Our work is also focused on the generation of excitable pulses using a laser system with optical injection, where the perturbation used to generate the excitable events consists of two narrow pulses of a duration of 0.12 ns, separated by a variable time-delay, from a minimum of 0.08 ns to a maximum of 1.05 ns. What we unexpectedly find is that there is a particular delay, around 0.10 ns, where there is a higher efficiency of generating a single response. This means that the system has a preferred frequency to which it will respond: this is called a resonator property. We also observed multipulse excitability, that is, the possibility of producing two or more responses for a single perturbation. Both of these properties cannot be explained by the simple Adler model.

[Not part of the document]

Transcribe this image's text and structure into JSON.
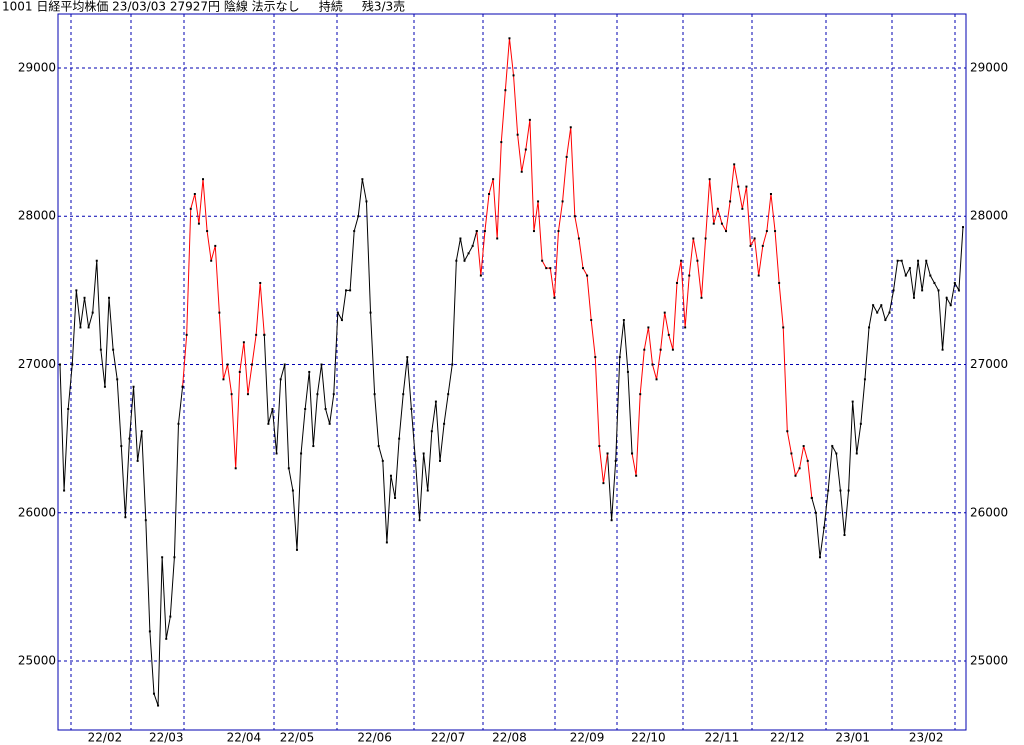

Similar features of resonator property, multipulse excitability and refractory period [4] can already be found in the case of neurons, which are the most typical example of excitable system. Guided by this observation we started to investigate the connections between these two words, the laser word and the neuroscience word. Using tools from Singolar Pertubation theory we study the theoretical model of a class B laser, and we try to describe the behavior of our system going beyond the Adler equation. We also investigate the connections between our system and the dynamics of neuronal models that better fit our physical data. The long term goal we have in mind is to exploit the neuron-like properties of our system for optical data processing and to provide possible insight about complex solitons interactions in forced oscillatory media [5].

  1. Coullet, P., D. Daboussy, and J. R. Tredicce. “Optical Excitable Waves”. Physical Review E 58, no. 5 (1998)

  2. Goulding, D., S. P. Hegarty, O. Rasskazov, S. Melnik, M. Hartnett, G. Greene, J. G. McInerney, D. Rachinskii, and G. Huyet. “Excitability in a Quantum Dot Semiconductor Laser with Optical Injection”, Physical Review Letters 98, no. 15 (2007)

  3. Turconi, M., B. Garbin, M. Feyereisen, M. Giudici, and S. Barland. “Control of Excitable Pulses in an Injection-Locked Semiconductor Laser”, Physical Review E 88, no. 2 (2013)

  4. Garbin, B., A. Dolcemascolo, F. Prati, J. Javaloyes, G. Tissoni, and S. Barland. “Refractory Period of an Excitable Semiconductor Laser with Optical Injection”, Physical Review E 95, no. 1 (2017)

  5. Garbin, Bruno, Julien Javaloyes, Giovanna Tissoni, and Stephane Barland. “Topological Solitons as Addressable Phase Bits in a Driven Laser”, Nature Communications 6 (2015)